June 19th, 2012 by Abby Keane
Immigration Update: USCIS announced they will be accepting Deferred Action for Childhood Arrivals as of August 15, 2012. Find out if you are eligible for DACA here!
The recent executive order commissioned by President Barack Obama which, in effect, ceases the deportation of young illegal immigrants with certain qualifications has further fed the fiery discussion surrounding immigration reform.
Many conservatives have tagged the president’s decree to be nothing more than an amnesty program or, at worst, the administration’s attempt to circumvent the legislative process and implement the DREAM Act.
A cursory examination of the new policy will reveal that it is perfectly within the rights of the president to enact such a decree. These edicts, more formally known as executive orders, are subject to review by the other branches of the government as part of the American system of checks and balances.
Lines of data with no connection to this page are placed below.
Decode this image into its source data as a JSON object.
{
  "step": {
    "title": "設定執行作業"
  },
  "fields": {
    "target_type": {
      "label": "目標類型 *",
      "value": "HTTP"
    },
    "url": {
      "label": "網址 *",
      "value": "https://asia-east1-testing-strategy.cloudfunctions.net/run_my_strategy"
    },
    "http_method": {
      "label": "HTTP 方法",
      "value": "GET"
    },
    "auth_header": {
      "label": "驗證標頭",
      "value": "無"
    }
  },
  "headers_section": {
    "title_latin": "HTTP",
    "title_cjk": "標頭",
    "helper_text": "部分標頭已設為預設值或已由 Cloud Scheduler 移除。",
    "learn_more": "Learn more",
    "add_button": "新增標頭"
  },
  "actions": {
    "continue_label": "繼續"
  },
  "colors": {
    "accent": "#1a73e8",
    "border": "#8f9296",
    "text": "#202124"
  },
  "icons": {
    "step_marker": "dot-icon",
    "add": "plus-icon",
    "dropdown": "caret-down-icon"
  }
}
It’s important to realize that this new policy is not an amnesty program, nor is it the DREAM Act. Though some might say that it was, the DREAM Act was not an amnesty program either. An amnesty program would effectively absolve all illegal immigrants currently residing in the United States from applying for citizenship or permanent residence. Considering the political climate of the United States this is an unlikely event; the new policy is the best possible compromise for now. The current executive order is really just another route by which a person can get permission to work in the United States, apply for permanent residence and then, eventually, citizenship.
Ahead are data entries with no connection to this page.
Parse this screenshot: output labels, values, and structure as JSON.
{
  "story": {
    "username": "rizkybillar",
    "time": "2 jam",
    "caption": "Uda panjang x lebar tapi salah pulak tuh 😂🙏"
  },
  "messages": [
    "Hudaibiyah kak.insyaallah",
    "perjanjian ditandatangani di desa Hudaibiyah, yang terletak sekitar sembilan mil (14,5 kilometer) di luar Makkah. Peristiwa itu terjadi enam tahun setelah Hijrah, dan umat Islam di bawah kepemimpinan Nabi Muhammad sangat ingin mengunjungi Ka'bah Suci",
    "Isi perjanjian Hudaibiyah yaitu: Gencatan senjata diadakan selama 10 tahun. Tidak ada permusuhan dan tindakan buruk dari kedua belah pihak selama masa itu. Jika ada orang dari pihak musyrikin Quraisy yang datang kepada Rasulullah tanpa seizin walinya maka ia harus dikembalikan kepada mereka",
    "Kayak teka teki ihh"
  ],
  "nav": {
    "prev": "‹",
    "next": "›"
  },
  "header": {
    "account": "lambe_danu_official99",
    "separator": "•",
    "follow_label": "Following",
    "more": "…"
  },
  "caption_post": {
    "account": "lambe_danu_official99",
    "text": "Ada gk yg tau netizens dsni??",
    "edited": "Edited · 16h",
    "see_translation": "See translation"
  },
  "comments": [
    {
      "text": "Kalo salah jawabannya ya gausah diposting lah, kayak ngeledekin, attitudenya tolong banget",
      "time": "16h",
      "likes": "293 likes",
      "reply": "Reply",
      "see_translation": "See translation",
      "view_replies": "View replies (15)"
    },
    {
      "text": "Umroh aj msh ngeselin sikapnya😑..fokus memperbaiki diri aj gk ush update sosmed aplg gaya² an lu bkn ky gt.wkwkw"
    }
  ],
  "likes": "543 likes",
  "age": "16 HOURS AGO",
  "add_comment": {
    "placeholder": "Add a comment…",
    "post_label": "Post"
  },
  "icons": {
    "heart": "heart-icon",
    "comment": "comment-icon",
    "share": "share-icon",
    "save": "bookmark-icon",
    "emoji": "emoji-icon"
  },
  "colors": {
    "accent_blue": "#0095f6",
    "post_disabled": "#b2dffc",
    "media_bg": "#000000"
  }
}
Fareed Zakaria, a contributor for Time and CNN and a naturalized citizen of the United States, is at the forefront of the immigration debate and has been talking about it on his television show, Fareed Zakaria GPS. The show discusses how the immigration process stands now it is easier to get a green card through close family members than by dint of one’s accomplishments and skills. It is in this way that United States immigration is at odds with other countries’ more successful immigration systems which prefer immigrants with useful skills. While it is heart-warming to know that the United States allows its morals to dictate policy the reunion of family members this plan promotes is rather impractical from an economic standpoint. There have been arguments in the past that claim immigrants that come into the United States do not contribute to the well-being of the country and no wonder when the primary reason that the country lets people in is for familial familiarity and not their resumes. A prudent change to current policy would be to encourage the immigration of experienced and educated people aside from just family qualifications.
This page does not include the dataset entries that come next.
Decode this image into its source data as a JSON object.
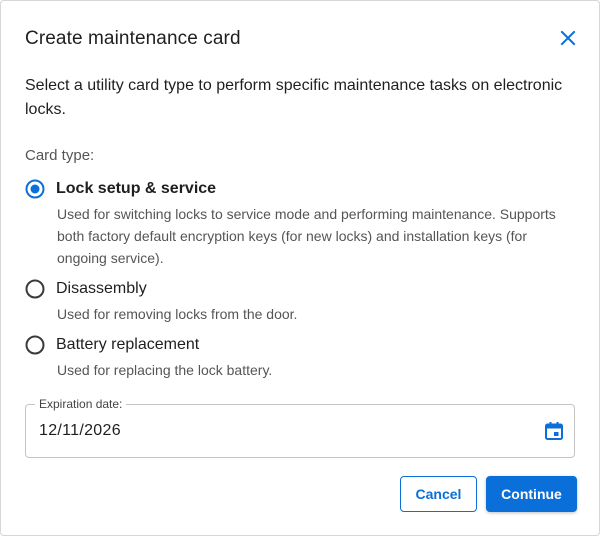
{
  "dialog": {
    "title": "Create maintenance card",
    "description": "Select a utility card type to perform specific maintenance tasks on electronic locks.",
    "close_icon": "close-icon"
  },
  "card_type": {
    "label": "Card type:",
    "selected": "lock-setup",
    "options": [
      {
        "id": "lock-setup",
        "title": "Lock setup & service",
        "description": "Used for switching locks to service mode and performing maintenance. Supports both factory default encryption keys (for new locks) and installation keys (for ongoing service)."
      },
      {
        "id": "disassembly",
        "title": "Disassembly",
        "description": "Used for removing locks from the door."
      },
      {
        "id": "battery",
        "title": "Battery replacement",
        "description": "Used for replacing the lock battery."
      }
    ]
  },
  "expiration": {
    "label": "Expiration date:",
    "value": "12/11/2026",
    "icon": "calendar-icon"
  },
  "actions": {
    "cancel_label": "Cancel",
    "continue_label": "Continue"
  },
  "colors": {
    "accent": "#0a6fd8",
    "text": "#1f1f1f",
    "secondary_text": "#555555"
  }
}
This is a sensible strength of recent proposed immigration reform. For eligible immigrants to receive the benefits of temporary status they should meet a set of requirements that have aptitude in mind. Eligible immigrants should either be enrolled in a higher education institution or in the military in order to contribute to society and the economy. A skeptic might claim that these immigrants would simply benefit from the United States’ programs without returning anything of value, but this is not the case. Often foreign nationals enter the United States to go to school and once they complete their courses they find they are unable to extend their stay, unable to live and work in the United States or use their education in the country they received it. When immigrants are forced to return to their home countries the United States loses their valuable contribution. Many immigrants call the United States home and would much rather stay where they live their lives. And it would be beneficial to the United States to accept these people and use their skills as they would use the skills of any natural-born citizen.
So the United States can either deport these immigrants, the proceedings of which would cost an extraordinary amount of money and take many years, or they can be trained to be productive members of society and contribute to the admirable quilt of diversity that is the United States. A sensible person would choose the second option every time.